Rue de la Loi : Philippe Close saisit l’emblème de la sécurité
C’est un problème sensible, assurer la sécurité d’une grande ville. Permettre la tranquillité des riverains d’un côté (ce n’est pas parce qu’on habite le centre qu’on n’a plus le droit de dormir) et de l’autre créer un climat suffisamment festif pour qu’on ait envie de fréquenter les bars, les restaurants, les boites de nuit. Permettre à chacun de sortir dans la rue profiter de l’espace public, éviter de transformer la ville en no man’s land une fois la nuit tombée. Un espace ou l’on n’oserait plus se balader de peur d’être importuné, abordé, ou pire, violenté, agressé, rançonné. Un espace où l’on ne croiserait plus que des patrouilles de police habilitées à contrôler tout ce qui bouge. Un espace où l’on ne se sentirait pas toujours à l’aise par ce qu’on est femme, homosexuel, jeune, âgé, et qu’on a le sentiment de devenir une cible potentielle, qu’on va se faire siffler, suivre, harceler.
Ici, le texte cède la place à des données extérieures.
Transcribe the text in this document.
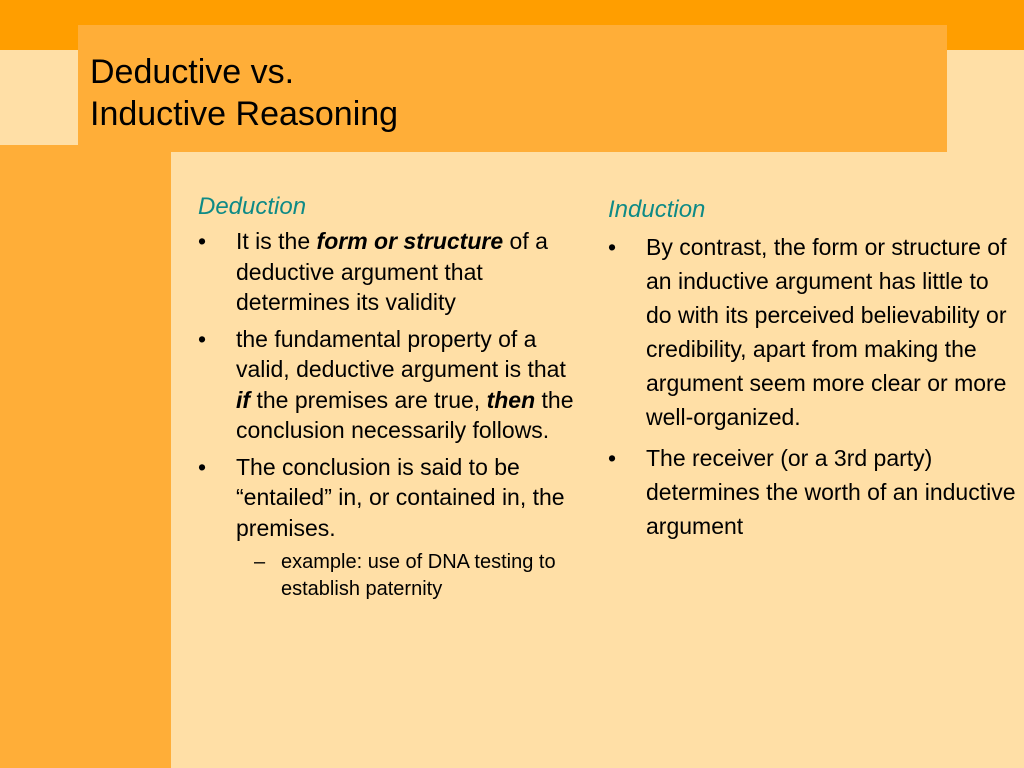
Deductive vs.
Inductive Reasoning
Deduction
• It is the form or structure of a deductive argument that determines its validity
• the fundamental property of a valid, deductive argument is that if the premises are true, then the conclusion necessarily follows.
• The conclusion is said to be “entailed” in, or contained in, the premises.
– example: use of DNA testing to establish paternity
Induction
• By contrast, the form or structure of an inductive argument has little to do with its perceived believability or credibility, apart from making the argument seem more clear or more well-organized.
• The receiver (or a 3rd party) determines the worth of an inductive argument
En créant un piétonnier sur les boulevards du centre, la Ville de Bruxelles a créé un nouvel espace dédié aux loisirs. Tout bénéfice pour les commerçants, les night-shops, les cafés, les théâtres ou salles de concert. Un moyen de rendre la ville aux habitants et aux touristes. Avec ce paradoxe, quand on passait autrefois dans le centre-ville en voiture on était bien protégé à l’intérieur de son véhicule. Pas de contact direct avec la pauvreté, la violence, la toxicomanie, la prostitution, la saleté. Maintenant qu’on s’y ballade à pied, le contact est direct et on est saisi de plein fouet.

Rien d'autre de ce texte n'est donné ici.